Subjective evaluation of signal-dependent partial noise estimation algorithms for binaural hearing aids

Speech understanding is still a major challenge for many hearing aid users in complex acoustic scenes with background noise and interfering speakers. Besides suppressing undesired sound sources, an important objective of a binaural noise reduction algorithm is to preserve the spatial impression of the acoustic scene for the hearing aid user. Although the binaural minimum variance distortionless response (BMVDR) beamformer results in a good noise reduction performance and preserves the binaural cues of the target speaker, it distorts the binaural cues of the background noise, such that the target speaker and the background noise are perceived as coming from the same direction. Aiming at also preserving the binaural cues of the background noise, the binaural MVDR beamformer with partial noise estimation (BMVDR-N) was proposed, where a parameter allows to trade off noise reduction and binaural cue preservation of the background noise. In [1] a method was proposed to determine this trade-off parameter based on psychoacoustically-motivated boundaries for the desired interaural coherence of the background noise component.

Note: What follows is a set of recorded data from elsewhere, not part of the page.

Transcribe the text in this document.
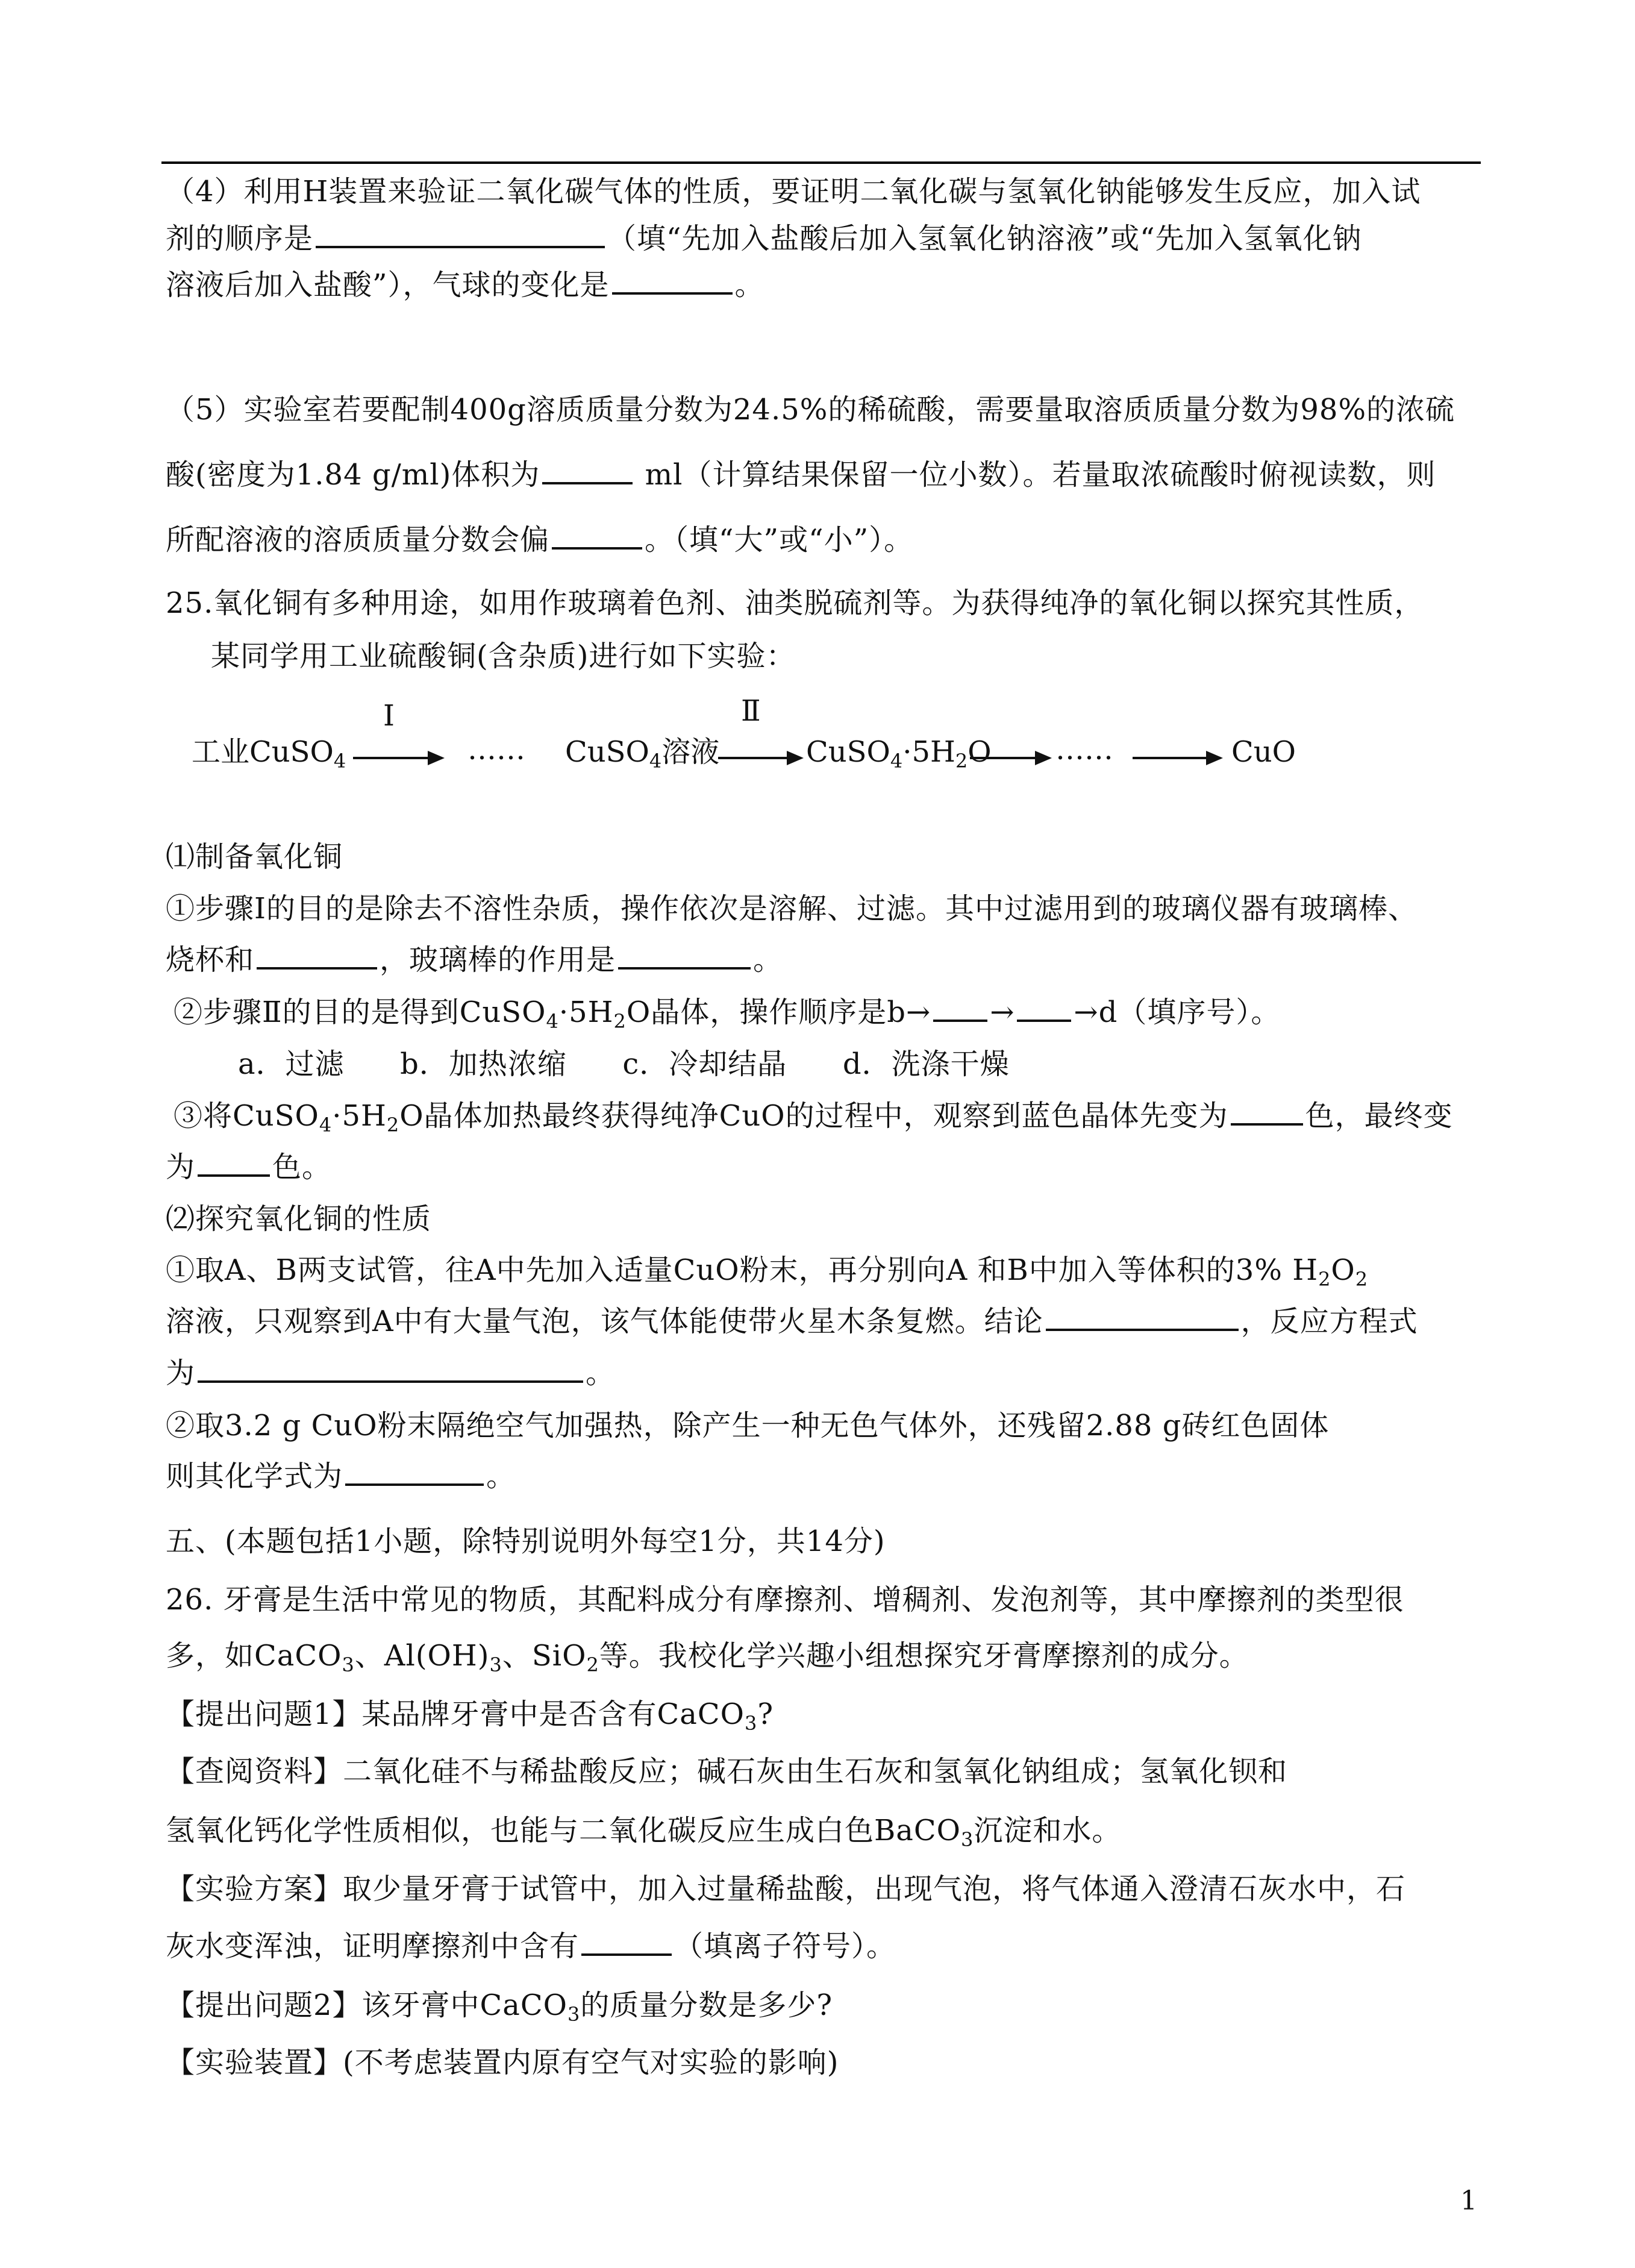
（4）利用H装置来验证二氧化碳气体的性质，要证明二氧化碳与氢氧化钠能够发生反应，加入试
剂的顺序是	（填“先加入盐酸后加入氢氧化钠溶液”或“先加入氢氧化钠
溶液后加入盐酸”），气球的变化是	。
（5）实验室若要配制400g溶质质量分数为24.5%的稀硫酸，需要量取溶质质量分数为98%的浓硫
酸(密度为1.84 g/ml)体积为	ml（计算结果保留一位小数）。若量取浓硫酸时俯视读数，则
所配溶液的溶质质量分数会偏	。（填“大”或“小”）。
25.氧化铜有多种用途，如用作玻璃着色剂、油类脱硫剂等。为获得纯净的氧化铜以探究其性质，
某同学用工业硫酸铜(含杂质)进行如下实验：
Ⅰ	Ⅱ
工业CuSO$_4$	…… CuSO$_4$溶液	$CuSO_4\cdot 5H_2O$ ……	CuO
⑴制备氧化铜
①步骤Ⅰ的目的是除去不溶性杂质，操作依次是溶解、过滤。其中过滤用到的玻璃仪器有玻璃棒、
烧杯和	，玻璃棒的作用是	。
②步骤Ⅱ的目的是得到$CuSO_4\cdot 5H_2O$晶体，操作顺序是b→ → →d（填序号）。
a．过滤 b．加热浓缩 c．冷却结晶 d．洗涤干燥
③将$CuSO_4\cdot 5H_2O$晶体加热最终获得纯净CuO的过程中，观察到蓝色晶体先变为	色，最终变
为	色。
⑵探究氧化铜的性质
①取A、B两支试管，往A中先加入适量CuO粉末，再分别向A 和B中加入等体积的3% $H_2O_2$
溶液，只观察到A中有大量气泡，该气体能使带火星木条复燃。结论	，反应方程式
为	。
②取3.2 g CuO粉末隔绝空气加强热，除产生一种无色气体外，还残留2.88 g砖红色固体
则其化学式为	。
五、(本题包括1小题，除特别说明外每空1分，共14分)
26. 牙膏是生活中常见的物质，其配料成分有摩擦剂、增稠剂、发泡剂等，其中摩擦剂的类型很
多，如CaCO$_3$、$Al(OH)_3$、SiO$_2$等。我校化学兴趣小组想探究牙膏摩擦剂的成分。
【提出问题1】某品牌牙膏中是否含有CaCO$_3$?
【查阅资料】二氧化硅不与稀盐酸反应；碱石灰由生石灰和氢氧化钠组成；氢氧化钡和
氢氧化钙化学性质相似，也能与二氧化碳反应生成白色BaCO$_3$沉淀和水。
【实验方案】取少量牙膏于试管中，加入过量稀盐酸，出现气泡，将气体通入澄清石灰水中，石
灰水变浑浊，证明摩擦剂中含有	（填离子符号）。
【提出问题2】该牙膏中CaCO$_3$的质量分数是多少?
【实验装置】(不考虑装置内原有空气对实验的影响)
1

In this contribution, we present a signal-dependent method to determine the trade-off parameter for the BMVDR-N beamformer based on the coherence between the noisy input signals and the output signals of the BMVDR beamformer [2]. We compare the performance of the BMVDR-N beamformer (both trade-off parameter methods) with the BMVDR beamformer for a realistic acoustic scenario with a target speaker, diffuse babble noise and an interfering speaker. Speech intelligibility was evaluated using the Oldenburg sentence test and spatial quality was evaluated using a MUSHRA test with N=11 normal-hearing subjects. In the presence of only diffuse babble noise, the signal-dependent trade-off parameter for the BMVDR-N beamformer significantly improves spatial quality compared to the BMVDR beamformer, while achieving the same speech intelligibility. Compared to the method in [1], the presented method achieves a significantly better performance, both in terms of speech intelligibility and spatial quality. When in addition an interfering speaker is present, the BMVDR-N beamformer (both trade-off parameter methods) significantly improves spatial quality without decreasing speech intelligibility compared to the BMVDR beamformer.

[1] D. Marquardt, S. Doclo (2018). “Interaural Coherence Preservation in Binaural Hearing Aids using Partial Noise Estimation and Spectral Postfiltering,” IEEE/ACM Trans. Audio, Speech and Language Processing, 26(7):1257-1270.
[2] J. Klug, D. Marquardt, N. Gößling, S. Doclo (2018). “Evaluation of Signal-Dependent Partial Noise Estimation Algorithms for Binaural Hearing Aids,” in Proc. ITG Conference on Speech Communication, Oldenburg, Germany, Oct. 2018, pp. 236-240.